RÉTICENTS ÀDEMANDER DE L’AIDE
Les docteurs Sandra Roman et Claude Prévost se sont intéressés à la santé mentale des médecins, notamment l’épuisement professionnel, l’abus de substances et le suicide. Questionnés par notre Bureau d’enquête, ils nous font part de leurs observations.
Il existe peu de données sur le sujet du suicide des médecins au Québec. Pourquoi ?
Dr Prévost : Il faudrait faire des études qui sont relativement lourdes et complexes à mettre en oeuvre. C’est un des obstacles qui font probablement qu’on a peu de données. [...] C’est vrai que les données là-dessus [suicide] proviennent surtout de l’étranger.

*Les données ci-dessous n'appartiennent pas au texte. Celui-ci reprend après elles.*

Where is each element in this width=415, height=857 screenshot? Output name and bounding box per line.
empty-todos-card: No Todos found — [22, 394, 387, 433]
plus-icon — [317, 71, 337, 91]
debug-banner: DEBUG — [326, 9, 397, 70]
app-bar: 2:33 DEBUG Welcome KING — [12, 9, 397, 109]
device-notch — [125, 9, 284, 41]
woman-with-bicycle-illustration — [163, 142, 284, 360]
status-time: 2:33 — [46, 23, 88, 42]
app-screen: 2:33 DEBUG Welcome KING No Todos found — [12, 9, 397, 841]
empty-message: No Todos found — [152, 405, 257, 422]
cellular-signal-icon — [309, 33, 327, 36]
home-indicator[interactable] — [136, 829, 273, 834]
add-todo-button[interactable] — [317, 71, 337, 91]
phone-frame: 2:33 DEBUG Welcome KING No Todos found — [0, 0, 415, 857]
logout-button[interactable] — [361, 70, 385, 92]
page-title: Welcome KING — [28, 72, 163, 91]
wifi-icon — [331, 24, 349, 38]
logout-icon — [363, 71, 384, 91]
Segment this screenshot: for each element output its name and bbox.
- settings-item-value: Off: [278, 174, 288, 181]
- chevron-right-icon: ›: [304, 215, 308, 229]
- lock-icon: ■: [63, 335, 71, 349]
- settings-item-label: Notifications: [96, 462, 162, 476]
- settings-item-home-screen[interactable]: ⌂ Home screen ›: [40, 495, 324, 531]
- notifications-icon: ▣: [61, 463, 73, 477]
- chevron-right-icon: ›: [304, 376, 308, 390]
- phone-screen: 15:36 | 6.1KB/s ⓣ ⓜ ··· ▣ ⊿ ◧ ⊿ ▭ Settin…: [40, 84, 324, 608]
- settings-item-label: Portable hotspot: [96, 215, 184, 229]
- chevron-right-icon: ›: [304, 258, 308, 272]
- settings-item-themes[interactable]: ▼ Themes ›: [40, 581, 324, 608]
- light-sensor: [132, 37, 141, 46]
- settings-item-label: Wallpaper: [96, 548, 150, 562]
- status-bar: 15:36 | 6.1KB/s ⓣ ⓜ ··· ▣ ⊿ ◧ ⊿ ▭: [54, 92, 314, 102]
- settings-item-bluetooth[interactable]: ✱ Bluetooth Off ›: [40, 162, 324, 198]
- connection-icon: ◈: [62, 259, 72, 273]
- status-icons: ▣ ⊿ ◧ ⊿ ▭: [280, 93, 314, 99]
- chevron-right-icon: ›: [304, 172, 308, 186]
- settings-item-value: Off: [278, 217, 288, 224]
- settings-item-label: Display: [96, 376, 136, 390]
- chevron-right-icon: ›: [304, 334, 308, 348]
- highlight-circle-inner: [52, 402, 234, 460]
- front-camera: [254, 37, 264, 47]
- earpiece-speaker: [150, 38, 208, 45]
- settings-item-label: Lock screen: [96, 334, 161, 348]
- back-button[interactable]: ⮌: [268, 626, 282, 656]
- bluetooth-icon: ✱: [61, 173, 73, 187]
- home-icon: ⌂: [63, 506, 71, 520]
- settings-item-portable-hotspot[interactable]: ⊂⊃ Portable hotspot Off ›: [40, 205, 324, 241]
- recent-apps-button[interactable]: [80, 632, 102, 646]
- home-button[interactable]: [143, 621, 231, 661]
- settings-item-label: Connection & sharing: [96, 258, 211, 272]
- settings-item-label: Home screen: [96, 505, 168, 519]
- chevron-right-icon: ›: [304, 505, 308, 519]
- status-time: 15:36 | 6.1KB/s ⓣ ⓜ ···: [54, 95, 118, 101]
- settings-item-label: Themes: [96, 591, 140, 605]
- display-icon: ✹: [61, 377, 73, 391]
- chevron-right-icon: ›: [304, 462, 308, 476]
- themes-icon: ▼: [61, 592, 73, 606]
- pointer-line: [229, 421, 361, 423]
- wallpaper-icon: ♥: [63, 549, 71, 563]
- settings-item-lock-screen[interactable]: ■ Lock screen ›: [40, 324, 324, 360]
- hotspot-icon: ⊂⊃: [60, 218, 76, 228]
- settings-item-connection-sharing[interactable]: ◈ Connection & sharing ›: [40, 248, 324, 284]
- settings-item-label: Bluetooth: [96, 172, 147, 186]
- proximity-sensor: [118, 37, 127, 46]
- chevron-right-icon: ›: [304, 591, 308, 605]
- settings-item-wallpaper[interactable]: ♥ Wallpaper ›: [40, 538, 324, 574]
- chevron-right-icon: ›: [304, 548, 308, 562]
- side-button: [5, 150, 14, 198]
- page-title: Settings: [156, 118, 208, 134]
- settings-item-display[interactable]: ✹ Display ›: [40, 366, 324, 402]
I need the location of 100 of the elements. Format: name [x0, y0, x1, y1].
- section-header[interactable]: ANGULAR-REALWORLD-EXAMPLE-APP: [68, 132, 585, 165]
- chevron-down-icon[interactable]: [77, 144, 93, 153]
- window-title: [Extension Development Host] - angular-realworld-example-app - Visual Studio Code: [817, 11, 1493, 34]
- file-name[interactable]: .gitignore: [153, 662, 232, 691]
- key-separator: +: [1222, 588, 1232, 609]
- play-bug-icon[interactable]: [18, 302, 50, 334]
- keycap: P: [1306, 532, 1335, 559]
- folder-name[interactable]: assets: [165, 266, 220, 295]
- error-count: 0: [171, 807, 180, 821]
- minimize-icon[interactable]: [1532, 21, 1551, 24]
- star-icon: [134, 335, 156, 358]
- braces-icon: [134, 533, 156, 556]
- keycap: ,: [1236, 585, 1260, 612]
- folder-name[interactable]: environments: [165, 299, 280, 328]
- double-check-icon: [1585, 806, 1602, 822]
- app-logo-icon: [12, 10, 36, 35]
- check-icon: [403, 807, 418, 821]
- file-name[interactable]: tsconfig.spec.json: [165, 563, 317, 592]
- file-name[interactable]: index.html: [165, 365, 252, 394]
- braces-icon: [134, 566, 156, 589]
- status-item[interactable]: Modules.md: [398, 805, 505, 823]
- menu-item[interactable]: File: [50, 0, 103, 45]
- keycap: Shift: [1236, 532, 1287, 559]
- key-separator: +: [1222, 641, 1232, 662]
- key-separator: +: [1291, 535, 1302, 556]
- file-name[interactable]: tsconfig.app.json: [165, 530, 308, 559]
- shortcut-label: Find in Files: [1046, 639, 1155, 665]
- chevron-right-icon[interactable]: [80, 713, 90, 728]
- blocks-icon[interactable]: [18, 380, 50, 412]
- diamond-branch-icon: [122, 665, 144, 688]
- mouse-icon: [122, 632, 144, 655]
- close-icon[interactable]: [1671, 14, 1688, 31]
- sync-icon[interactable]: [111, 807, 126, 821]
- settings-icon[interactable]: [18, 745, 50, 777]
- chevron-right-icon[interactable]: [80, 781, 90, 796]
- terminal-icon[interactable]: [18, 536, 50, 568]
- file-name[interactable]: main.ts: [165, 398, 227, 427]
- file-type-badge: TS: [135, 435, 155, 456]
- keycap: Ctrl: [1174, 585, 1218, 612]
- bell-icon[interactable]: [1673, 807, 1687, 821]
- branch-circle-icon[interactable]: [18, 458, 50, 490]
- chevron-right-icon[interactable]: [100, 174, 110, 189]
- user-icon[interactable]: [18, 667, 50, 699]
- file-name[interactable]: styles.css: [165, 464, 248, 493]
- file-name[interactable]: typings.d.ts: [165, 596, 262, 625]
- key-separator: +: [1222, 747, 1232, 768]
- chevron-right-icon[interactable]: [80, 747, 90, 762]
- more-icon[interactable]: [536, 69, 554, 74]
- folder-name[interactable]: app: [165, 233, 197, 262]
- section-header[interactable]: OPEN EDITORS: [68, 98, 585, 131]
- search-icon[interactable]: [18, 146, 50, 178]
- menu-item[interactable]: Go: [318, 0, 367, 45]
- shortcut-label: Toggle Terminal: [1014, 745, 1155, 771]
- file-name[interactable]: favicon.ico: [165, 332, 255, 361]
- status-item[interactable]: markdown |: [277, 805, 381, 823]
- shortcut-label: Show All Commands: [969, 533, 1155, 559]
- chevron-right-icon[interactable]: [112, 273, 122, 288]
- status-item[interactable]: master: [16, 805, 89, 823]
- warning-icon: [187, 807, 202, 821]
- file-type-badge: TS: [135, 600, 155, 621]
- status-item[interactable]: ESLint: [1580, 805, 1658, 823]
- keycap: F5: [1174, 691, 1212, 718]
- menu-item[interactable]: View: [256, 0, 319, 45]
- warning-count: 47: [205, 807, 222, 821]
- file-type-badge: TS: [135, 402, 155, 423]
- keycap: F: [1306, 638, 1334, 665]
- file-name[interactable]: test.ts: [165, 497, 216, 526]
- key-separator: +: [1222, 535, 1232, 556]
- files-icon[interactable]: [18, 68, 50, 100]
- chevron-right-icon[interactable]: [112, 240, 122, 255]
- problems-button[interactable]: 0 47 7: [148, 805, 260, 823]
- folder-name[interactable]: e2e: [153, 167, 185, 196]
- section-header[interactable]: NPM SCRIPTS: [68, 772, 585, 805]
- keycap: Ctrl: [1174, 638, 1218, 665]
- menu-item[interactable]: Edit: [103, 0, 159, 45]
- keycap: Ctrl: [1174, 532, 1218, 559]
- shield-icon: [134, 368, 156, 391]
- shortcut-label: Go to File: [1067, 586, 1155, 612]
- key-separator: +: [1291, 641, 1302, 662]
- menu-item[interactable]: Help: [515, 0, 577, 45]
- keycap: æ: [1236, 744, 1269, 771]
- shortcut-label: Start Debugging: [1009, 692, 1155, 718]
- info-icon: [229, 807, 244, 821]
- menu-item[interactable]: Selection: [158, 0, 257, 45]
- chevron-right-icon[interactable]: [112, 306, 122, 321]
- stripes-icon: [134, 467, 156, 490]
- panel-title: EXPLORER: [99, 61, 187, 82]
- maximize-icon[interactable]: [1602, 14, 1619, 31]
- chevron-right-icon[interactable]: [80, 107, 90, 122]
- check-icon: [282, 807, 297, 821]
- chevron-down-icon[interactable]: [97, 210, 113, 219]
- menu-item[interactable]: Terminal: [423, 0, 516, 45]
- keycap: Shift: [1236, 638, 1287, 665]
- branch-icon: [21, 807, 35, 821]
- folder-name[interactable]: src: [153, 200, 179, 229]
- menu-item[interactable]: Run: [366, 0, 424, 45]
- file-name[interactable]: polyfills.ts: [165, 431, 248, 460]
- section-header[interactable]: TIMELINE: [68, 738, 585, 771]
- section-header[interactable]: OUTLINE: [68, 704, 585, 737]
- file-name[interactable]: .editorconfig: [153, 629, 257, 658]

Pourquoi ne s’intéresse-t-on pas davantage au suicide des médecins ?
Dr Prévost : Il est possible que ça suscite peu d’intérêt. Quand on s’intéresse aux enjeux globaux de santé des médecins, c’est clair qu’il y a là quelque chose de plus spectaculaire que les autres problèmes. C’est dramatique, un suicide, on ne se le cachera pas. En termes de nombre de médecins affectés et en termes de capacité de prévention, par contre, on a plus l’impression de faire des choses utiles pour des problèmes qui sont moins dramatiques, comme l’épuisement professionnel.
Pourquoi les suicides sont-ils souvent liés à une erreur médicale ou à une poursuite ?
Dre Roman : Les erreurs, les plaintes, les poursuites, on est vraiment dans un chapitre qui va toucher l’identité professionnelle de façon très profonde. C’est un des éléments qui va ébranler le plus un médecin. Parfois, c’est anecdotique, mais parfois, il peut y avoir un lien [avec le suicide]. Dans certains cas, c’est [un facteur] plus important.
Doit-on soutenir les médecins qui vivent ce genre de situations professionnelles ?
Dre Roman : Oui, tout à fait. On invite les gens à demander de l’aide lorsqu’ils vivent ces situations-là. Il y a des ressources pour les accompagner, comme le Programme d’aide aux médecins ou encore l’association canadienne de protection médicale. Dr Prévost : Est-ce que des collègues peuvent le faire ? Je pense que oui, mais ça prend un minimum de formation pour pouvoir donner ce support-là.
Pourquoi certains médecins hésitent-ils à consulter lorsqu’ils vivent des difficultés psychologiques ?
Dre Roman : Il y a un grand sentiment de solidarité, je dirais, par rapport à leurs collègues, par rapport à leurs patients même. Ils se disent : si je prends du temps pour y aller [consulter], si je m’absente, la charge accrue que ça peut amener aux collègues, la perturbation de la prestation des soins... c’est très, très présent. Il y a des forces importantes qui vont un peu à l’encontre de consulter, d’aller chercher de l’aide. Est-ce que le stress lié au travail a atteint un seuil critique ? Dr Prévost : Il n’y a pas de mesure à long terme qui permet d’évaluer le stress au travail. Par contre, la profession a changé, elle s’est complexifiée et la clientèle s’est alourdie. Les médecins ont aussi changé leurs attentes par rapport à leur vie professionnelle. Il y a des enjeux de conciliation travail-famille. Les attentes de la société envers les médecins ont changé aussi. Il y a 30-40 ans, les poursuites et des choses comme ça, ça ne se discutait pas. On peut suspecter que ces conditions-là ont un impact à différents niveaux, y compris sur le stress.